Marlies Czerny erklomm als erste Österreicherin alle 82 Viertausender der Alpen. Wie aus einer Journalistin eine begeisterte Bergsteigerin wurde, worauf es am Berg ankommt und was eine gute Seilschaft ausmacht, erzählt sie hier.

Warum begannen Sie mit dem Bergsteigen?

Ich arbeitete als Journalistin und musste viele Urlaubstage abbauen. In diesem „Zwangsurlaub“ begann ich mit dem Wandern auf einem kleinen Berg in den oberösterreichischen Voralpen. Bei meiner ersten Wanderung mit rund 400 Höhenmetern schnaufte ich ordentlich (lacht). Aber mit jedem Mal wurde es leichter. Ich bin richtig hineingerutscht und wollte mehr. Das war wie eine neue Welt, in die ich eintauchen durfte. Da war nur die Natur und ich – der Stress war weg.

Wann bestiegen Sie den ersten 4.000er?

Ziemlich genau drei Jahre danach, also 2011. Mein erster Viertausender war der Dom in der Schweiz – ein sehr erhabener Berg, der einem nichts schenkt. Die Tour war unvergesslich – ­allerdings nicht nur im positiven Sinne. Die Hütte war überfüllt und man lag fast übereinander im Matratzenlager. Ziemlich unausgeschlafen brachen wir mitten in der Nacht auf. Obwohl Mitte Juli, schneite es. Doch dann kam der magische Moment: Wir passierten die Nebelgrenze und blickten über das Wolkenmeer. Als die Sonne aufging und sich die Bergspitzen orange färbten, dachte ich: „Wow!

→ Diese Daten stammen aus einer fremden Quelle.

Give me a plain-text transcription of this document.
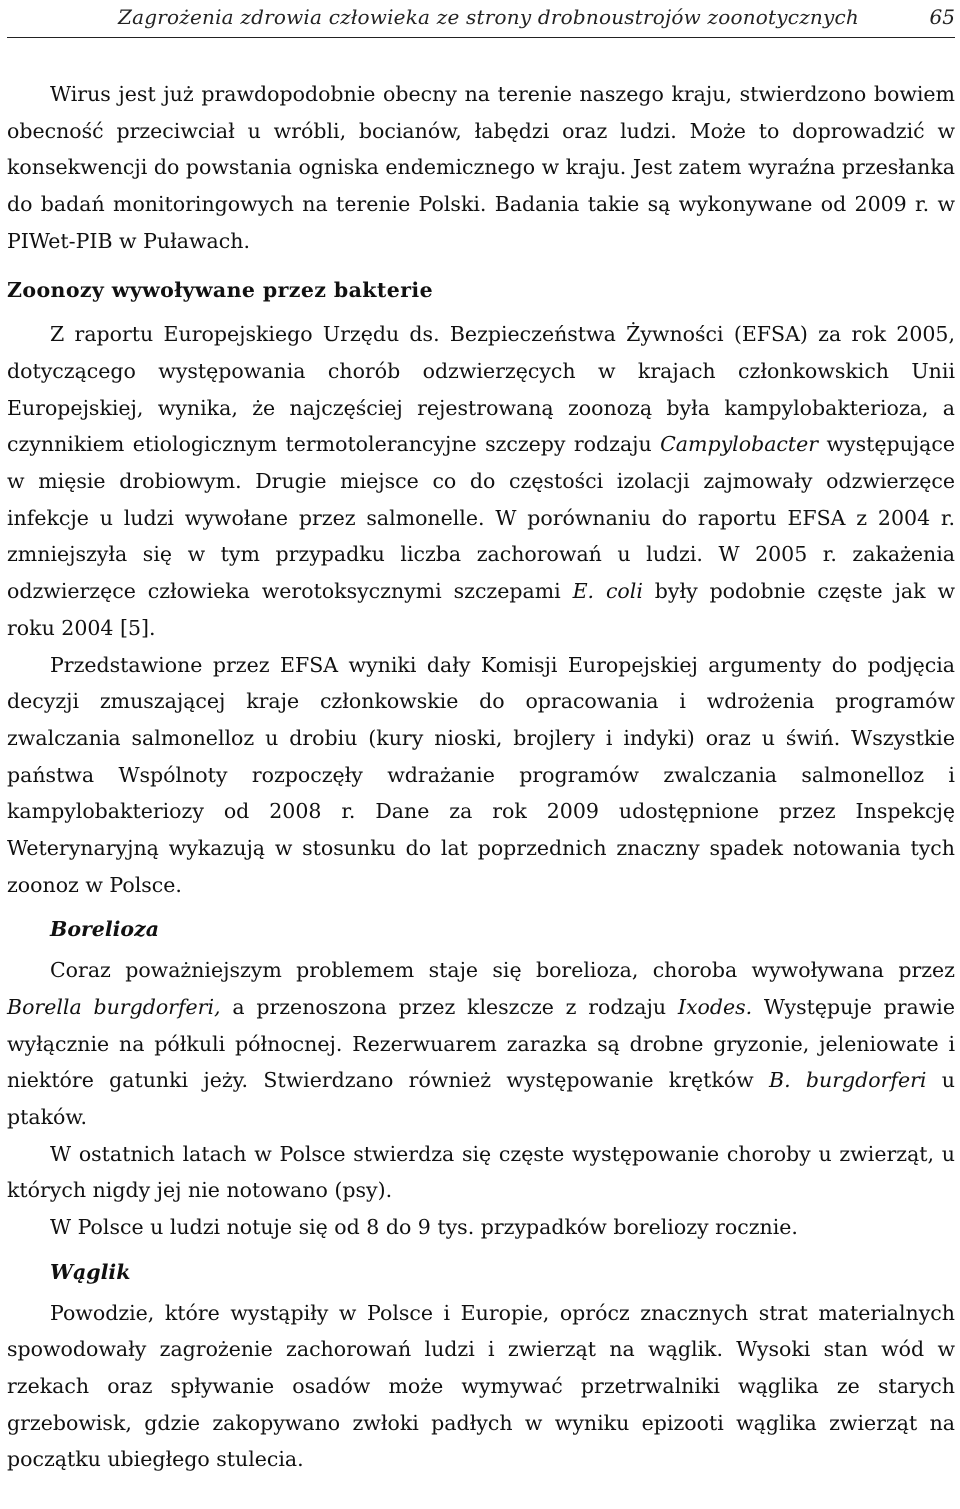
Zagrożenia zdrowia człowieka ze strony drobnoustrojów zoonotycznych	65

Wirus jest już prawdopodobnie obecny na terenie naszego kraju, stwierdzono bowiem obecność przeciwciał u wróbli, bocianów, łabędzi oraz ludzi. Może to doprowadzić w konsekwencji do powstania ogniska endemicznego w kraju. Jest zatem wyraźna przesłanka do badań monitoringowych na terenie Polski. Badania takie są wykonywane od 2009 r. w PIWet-PIB w Puławach.

Zoonozy wywoływane przez bakterie

Z raportu Europejskiego Urzędu ds. Bezpieczeństwa Żywności (EFSA) za rok 2005, dotyczącego występowania chorób odzwierzęcych w krajach członkowskich Unii Europejskiej, wynika, że najczęściej rejestrowaną zoonozą była kampylobakterioza, a czynnikiem etiologicznym termotolerancyjne szczepy rodzaju Campylobacter występujące w mięsie drobiowym. Drugie miejsce co do częstości izolacji zajmowały odzwierzęce infekcje u ludzi wywołane przez salmonelle. W porównaniu do raportu EFSA z 2004 r. zmniejszyła się w tym przypadku liczba zachorowań u ludzi. W 2005 r. zakażenia odzwierzęce człowieka werotoksycznymi szczepami E. coli były podobnie częste jak w roku 2004 [5].

Przedstawione przez EFSA wyniki dały Komisji Europejskiej argumenty do podjęcia decyzji zmuszającej kraje członkowskie do opracowania i wdrożenia programów zwalczania salmonelloz u drobiu (kury nioski, brojlery i indyki) oraz u świń. Wszystkie państwa Wspólnoty rozpoczęły wdrażanie programów zwalczania salmonelloz i kampylobakteriozy od 2008 r. Dane za rok 2009 udostępnione przez Inspekcję Weterynaryjną wykazują w stosunku do lat poprzednich znaczny spadek notowania tych zoonoz w Polsce.

Borelioza

Coraz poważniejszym problemem staje się borelioza, choroba wywoływana przez Borella burgdorferi, a przenoszona przez kleszcze z rodzaju Ixodes. Występuje prawie wyłącznie na półkuli północnej. Rezerwuarem zarazka są drobne gryzonie, jeleniowate i niektóre gatunki jeży. Stwierdzano również występowanie krętków B. burgdorferi u ptaków.

W ostatnich latach w Polsce stwierdza się częste występowanie choroby u zwierząt, u których nigdy jej nie notowano (psy).

W Polsce u ludzi notuje się od 8 do 9 tys. przypadków boreliozy rocznie.

Wąglik

Powodzie, które wystąpiły w Polsce i Europie, oprócz znacznych strat materialnych spowodowały zagrożenie zachorowań ludzi i zwierząt na wąglik. Wysoki stan wód w rzekach oraz spływanie osadów może wymywać przetrwalniki wąglika ze starych grzebowisk, gdzie zakopywano zwłoki padłych w wyniku epizooti wąglika zwierząt na początku ubiegłego stulecia.
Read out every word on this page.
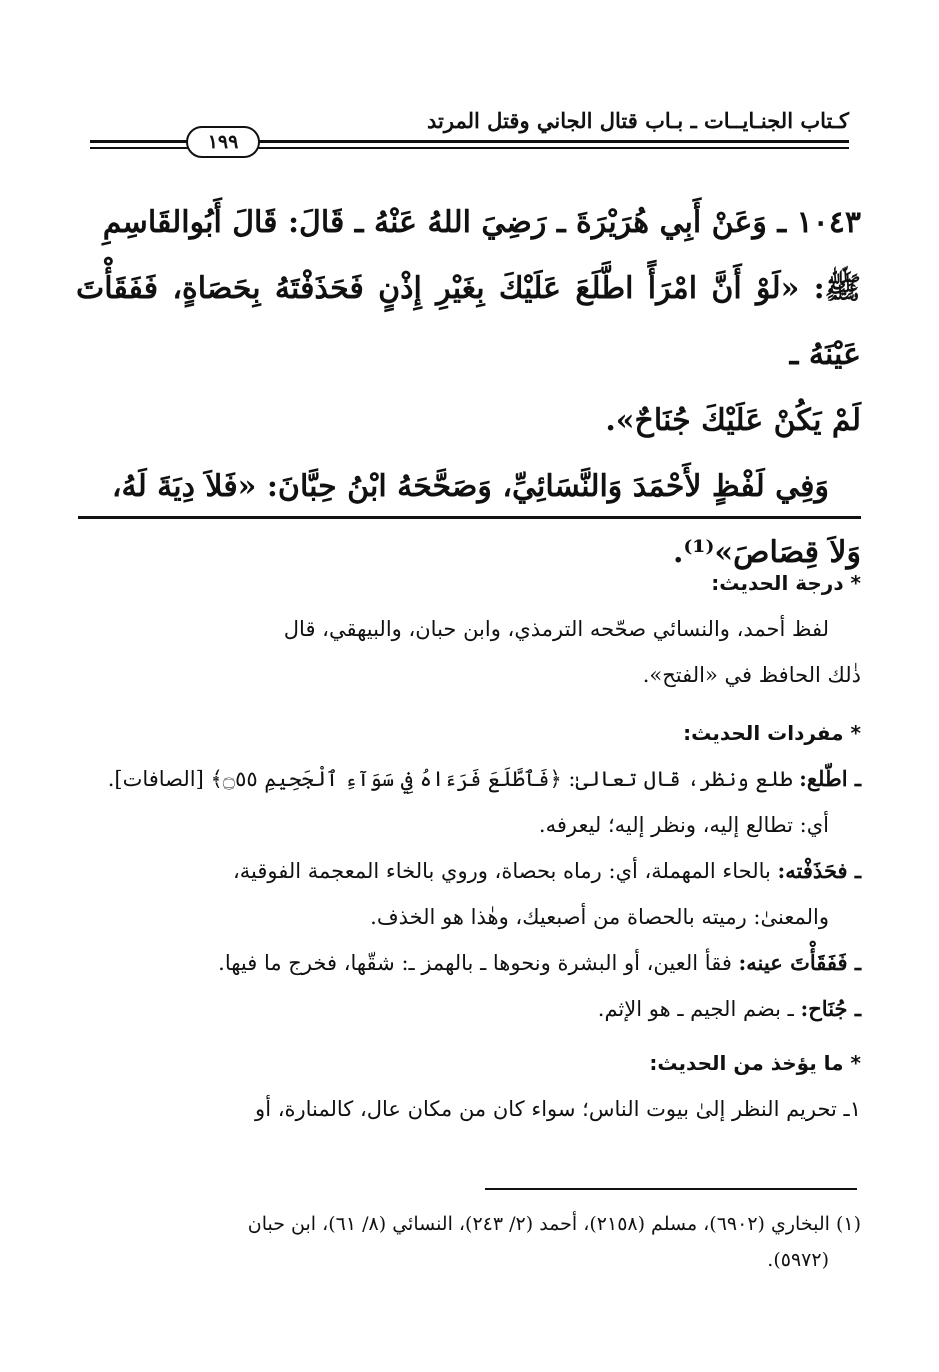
كـتاب الجنـايــات ـ بـاب قتال الجاني وقتل المرتد
١٩٩

١٠٤٣ ـ وَعَنْ أَبِي هُرَيْرَةَ ـ رَضِيَ اللهُ عَنْهُ ـ قَالَ: قَالَ أَبُوالقَاسِمِ

ﷺ: «لَوْ أَنَّ امْرَأً اطَّلَعَ عَلَيْكَ بِغَيْرِ إِذْنٍ فَحَذَفْتَهُ بِحَصَاةٍ، فَفَقَأْتَ عَيْنَهُ ـ

لَمْ يَكُنْ عَلَيْكَ جُنَاحٌ».

وَفِي لَفْظٍ لأَحْمَدَ وَالنَّسَائِيِّ، وَصَحَّحَهُ ابْنُ حِبَّانَ: «فَلاَ دِيَةَ لَهُ،

وَلاَ قِصَاصَ»⁽¹⁾.

* درجة الحديث:

لفظ أحمد، والنسائي صحّحه الترمذي، وابن حبان، والبيهقي، قال

ذٰلك الحافظ في «الفتح».

* مفردات الحديث:

ـ اطّلع: طلع ونظر، قال تعالىٰ: ﴿فَٱطَّلَعَ فَرَءَاهُ فِي سَوَآءِ ٱلْجَحِيمِ ۝٥٥﴾ [الصافات].

أي: تطالع إليه، ونظر إليه؛ ليعرفه.

ـ فحَذَفْته: بالحاء المهملة، أي: رماه بحصاة، وروي بالخاء المعجمة الفوقية،

والمعنىٰ: رميته بالحصاة من أصبعيك، وهٰذا هو الخذف.

ـ فَفَقَأْتَ عينه: فقأ العين، أو البشرة ونحوها ـ بالهمز ـ: شقّها، فخرج ما فيها.

ـ جُنَاح: ـ بضم الجيم ـ هو الإثم.

* ما يؤخذ من الحديث:

١ـ تحريم النظر إلىٰ بيوت الناس؛ سواء كان من مكان عال، كالمنارة، أو

(١) البخاري (٦٩٠٢)، مسلم (٢١٥٨)، أحمد (٢/ ٢٤٣)، النسائي (٨/ ٦١)، ابن حبان

(٥٩٧٢).
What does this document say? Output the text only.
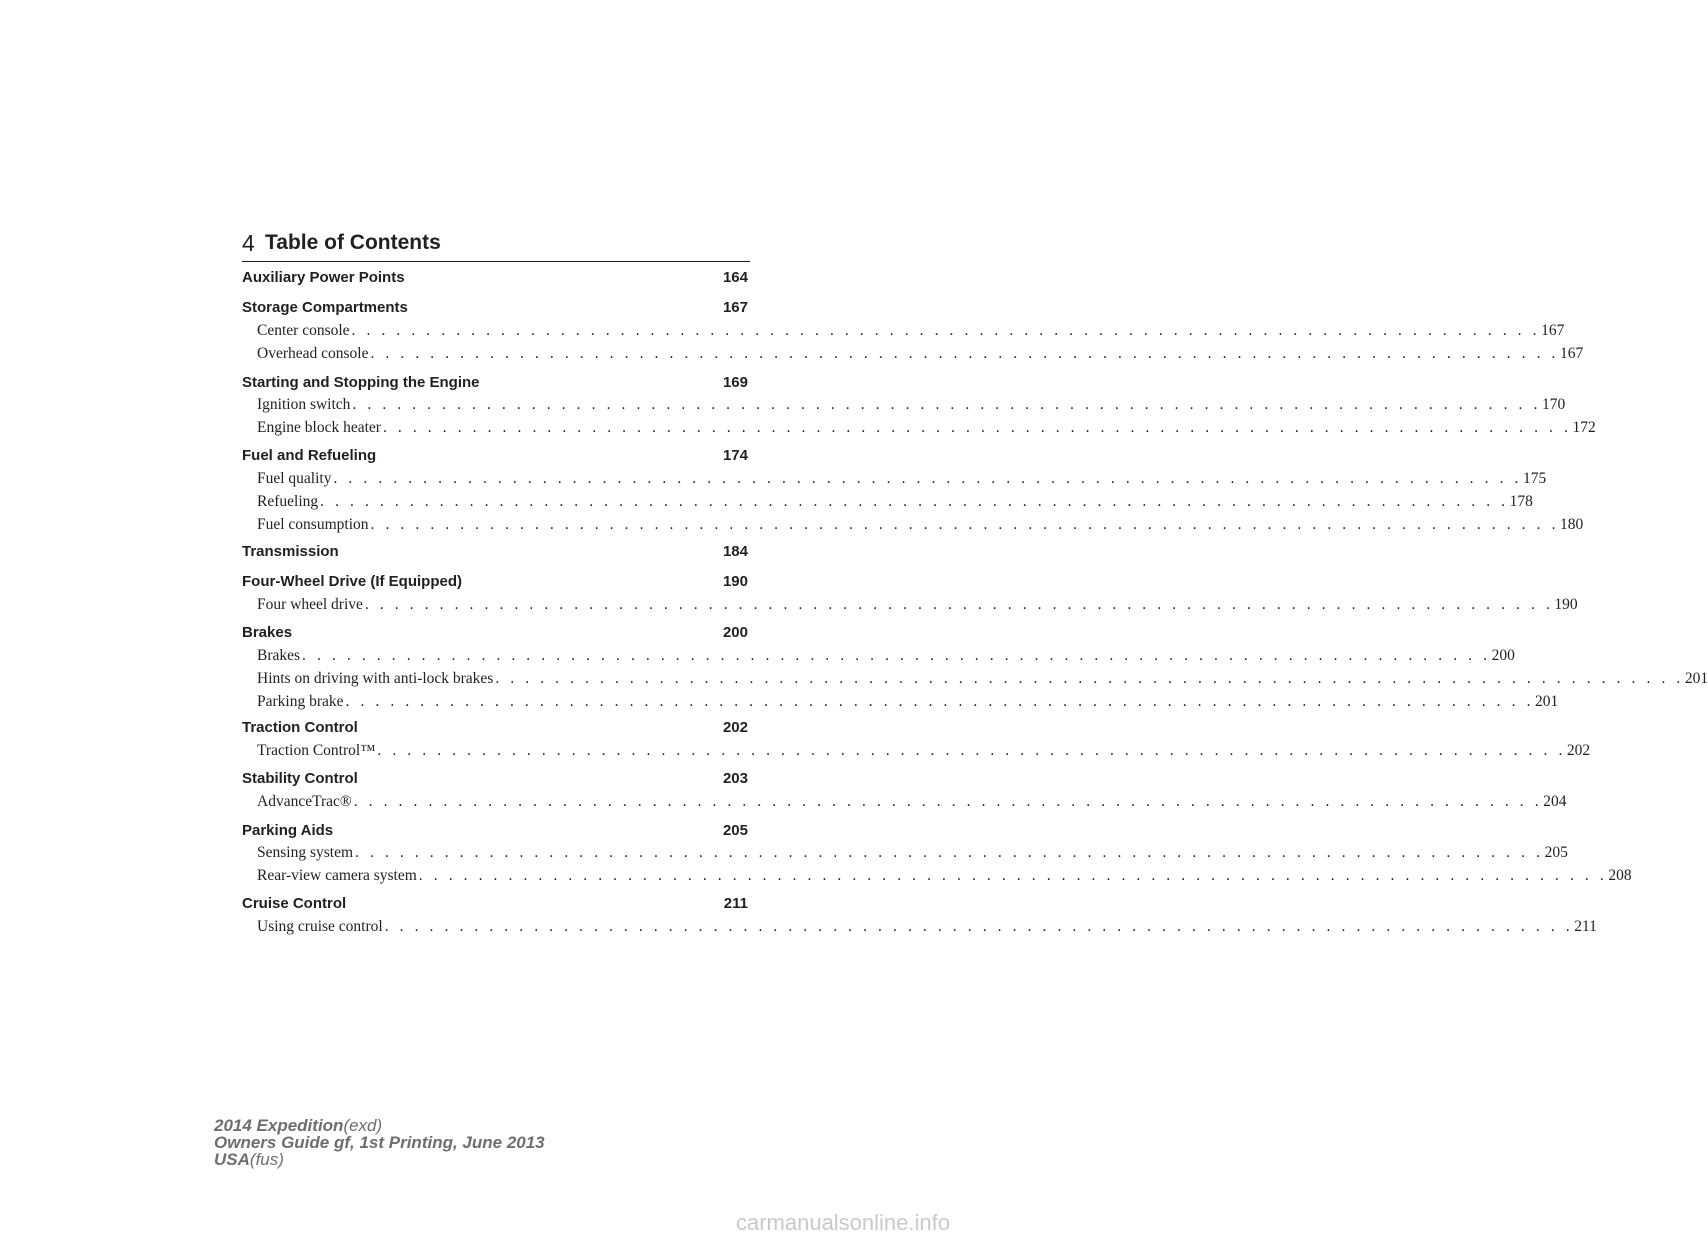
4 Table of Contents
Auxiliary Power Points	164
Storage Compartments	167
Center console . . . . . . . . . . . . . . . . . . . . . . . . . . . . . . . . . . . . . . . . . . . . . . . . . . . . . . . . . . . . . . . . . . . . . . . . . . . . . . . . 167
Overhead console . . . . . . . . . . . . . . . . . . . . . . . . . . . . . . . . . . . . . . . . . . . . . . . . . . . . . . . . . . . . . . . . . . . . . . . . . . . . . . . . 167
Starting and Stopping the Engine	169
Ignition switch . . . . . . . . . . . . . . . . . . . . . . . . . . . . . . . . . . . . . . . . . . . . . . . . . . . . . . . . . . . . . . . . . . . . . . . . . . . . . . . . 170
Engine block heater . . . . . . . . . . . . . . . . . . . . . . . . . . . . . . . . . . . . . . . . . . . . . . . . . . . . . . . . . . . . . . . . . . . . . . . . . . . . . . . . 172
Fuel and Refueling	174
Fuel quality . . . . . . . . . . . . . . . . . . . . . . . . . . . . . . . . . . . . . . . . . . . . . . . . . . . . . . . . . . . . . . . . . . . . . . . . . . . . . . . . 175
Refueling . . . . . . . . . . . . . . . . . . . . . . . . . . . . . . . . . . . . . . . . . . . . . . . . . . . . . . . . . . . . . . . . . . . . . . . . . . . . . . . . 178
Fuel consumption . . . . . . . . . . . . . . . . . . . . . . . . . . . . . . . . . . . . . . . . . . . . . . . . . . . . . . . . . . . . . . . . . . . . . . . . . . . . . . . . 180
Transmission	184
Four-Wheel Drive (If Equipped)	190
Four wheel drive . . . . . . . . . . . . . . . . . . . . . . . . . . . . . . . . . . . . . . . . . . . . . . . . . . . . . . . . . . . . . . . . . . . . . . . . . . . . . . . . 190
Brakes	200
Brakes . . . . . . . . . . . . . . . . . . . . . . . . . . . . . . . . . . . . . . . . . . . . . . . . . . . . . . . . . . . . . . . . . . . . . . . . . . . . . . . . 200
Hints on driving with anti-lock brakes . . . . . . . . . . . . . . . . . . . . . . . . . . . . . . . . . . . . . . . . . . . . . . . . . . . . . . . . . . . . . . . . . . . . . . . . . . . . . . . . 201
Parking brake . . . . . . . . . . . . . . . . . . . . . . . . . . . . . . . . . . . . . . . . . . . . . . . . . . . . . . . . . . . . . . . . . . . . . . . . . . . . . . . . 201
Traction Control	202
Traction Control™ . . . . . . . . . . . . . . . . . . . . . . . . . . . . . . . . . . . . . . . . . . . . . . . . . . . . . . . . . . . . . . . . . . . . . . . . . . . . . . . . 202
Stability Control	203
AdvanceTrac® . . . . . . . . . . . . . . . . . . . . . . . . . . . . . . . . . . . . . . . . . . . . . . . . . . . . . . . . . . . . . . . . . . . . . . . . . . . . . . . . 204
Parking Aids	205
Sensing system . . . . . . . . . . . . . . . . . . . . . . . . . . . . . . . . . . . . . . . . . . . . . . . . . . . . . . . . . . . . . . . . . . . . . . . . . . . . . . . . 205
Rear-view camera system . . . . . . . . . . . . . . . . . . . . . . . . . . . . . . . . . . . . . . . . . . . . . . . . . . . . . . . . . . . . . . . . . . . . . . . . . . . . . . . . 208
Cruise Control	211
Using cruise control . . . . . . . . . . . . . . . . . . . . . . . . . . . . . . . . . . . . . . . . . . . . . . . . . . . . . . . . . . . . . . . . . . . . . . . . . . . . . . . . 211
2014 Expedition(exd)
Owners Guide gf, 1st Printing, June 2013
USA(fus)
carmanualsonline.info
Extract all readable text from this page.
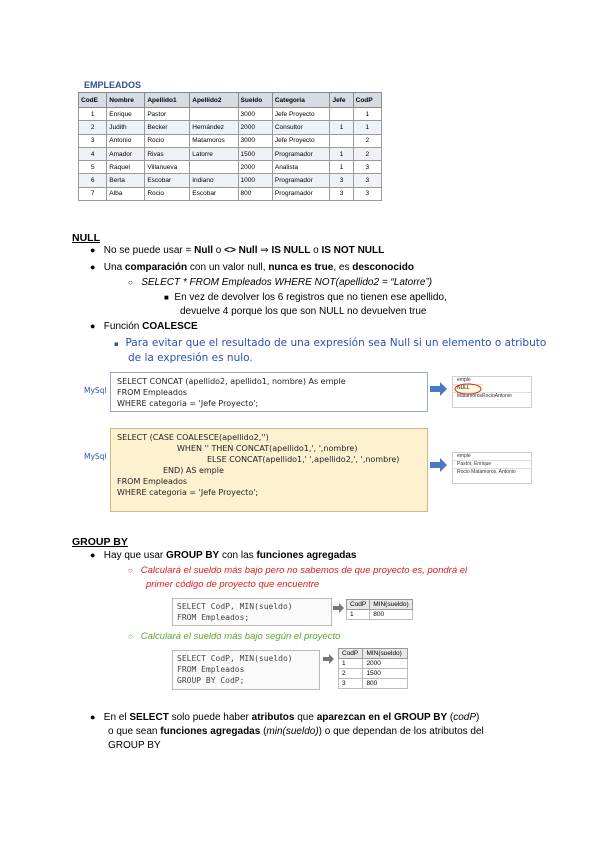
EMPLEADOS
CodE	Nombre	Apellido1	Apellido2	Sueldo	Categoria	Jefe	CodP
1	Enrique	Pastor		3000	Jefe Proyecto		1
2	Judith	Becker	Hernández	2000	Consultor	1	1
3	Antonio	Rocio	Matamoros	3000	Jefe Proyecto		2
4	Amador	Rivas	Latorre	1500	Programador	1	2
5	Raquel	Villanueva		2000	Analista	1	3
6	Berta	Escobar	Indiano	1000	Programador	3	3
7	Alba	Rocio	Escobar	800	Programador	3	3
NULL
● No se puede usar = Null o <> Null ⇒ IS NULL o IS NOT NULL
● Una comparación con un valor null, nunca es true, es desconocido
○ SELECT * FROM Empleados WHERE NOT(apellido2 = “Latorre”)
■ En vez de devolver los 6 registros que no tienen ese apellido,
devuelve 4 porque los que son NULL no devuelven true
● Función COALESCE
▪ Para evitar que el resultado de una expresión sea Null si un elemento o atributo
de la expresión es nulo.
MySql
SELECT CONCAT (apellido2, apellido1, nombre) As emple
FROM Empleados
WHERE categoria = 'Jefe Proyecto';
emple
NULL
MatamorosRocioAntonio
MySql
SELECT (CASE COALESCE(apellido2,'')
WHEN '' THEN CONCAT(apellido1,', ',nombre)
ELSE CONCAT(apellido1,' ',apellido2,', ',nombre)
END) AS emple
FROM Empleados
WHERE categoria = 'Jefe Proyecto';
emple
Pastor, Enrique
Rocio Matamoros, Antonio
GROUP BY
● Hay que usar GROUP BY con las funciones agregadas
○ Calculará el sueldo más bajo pero no sabemos de que proyecto es, pondrá el
primer código de proyecto que encuentre
SELECT CodP, MIN(sueldo)
FROM Empleados;
CodP	MIN(sueldo)
1	800
○ Calculará el sueldo más bajo según el proyecto
SELECT CodP, MIN(sueldo)
FROM Empleados
GROUP BY CodP;
CodP	MIN(sueldo)
1	2000
2	1500
3	800
● En el SELECT solo puede haber atributos que aparezcan en el GROUP BY (codP)
o que sean funciones agregadas (min(sueldo)) o que dependan de los atributos del
GROUP BY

So schön ist diese Welt?“

Wie lange dauerte es, um alle 82 Viertausender der Alpen zu erklimmen?

Sechs Jahre, wobei das anfangs gar nicht mein Plan war. Die ersten 62 Gipfel habe ich neben meinem Vollzeitjob in vier Jahren bestiegen. Da hatte ich den Vorteil, dass ich ein halbes Jahr für eine Schweizer Zeitung arbeitete und die 4.000er vor der Haustüre waren. Erst als mich später einmal mein Mann Andi fragte, auf wie vielen Gipfeln ich nun schon gewesen sei, wurde mir das Ausmaß bewusst. Da waren nur noch 20 übrig! Erst ab diesem Moment hatte ich das Ziel, alle 4.000er zu besteigen. Zwei Jahre später ist es geglückt.

Was war Ihre bisher größte Herausforderung?

Ich denke, es war mein Versuch am Manaslu mit über 8.000 Metern in Nepal. Wir erwischten eine denkbar schwierige Saison mit vielen Niederschlägen und Lawinen, von denen eine unsere gesamte Ausrüstung im Lager 3 wegriss. Glücklicherweise waren wir noch im Basislager. Später wagten wir den Aufstieg. Als wir das Lager 3 erreichten, der Schock: Alles war weg. Mit geliehener Ausrüstung stiegen wir weiter, aber auf 7.500 Metern traf ich die schwere Entscheidung, umzukehren. Mein Mann erreichte den Gipfel und brauchte im Abstieg mehr Glück, als uns lieb war. Diese Expedition zeigte mir, wie wichtig es ist, seine Grenzen zu erkennen, aber vor allem sie zu akzeptieren.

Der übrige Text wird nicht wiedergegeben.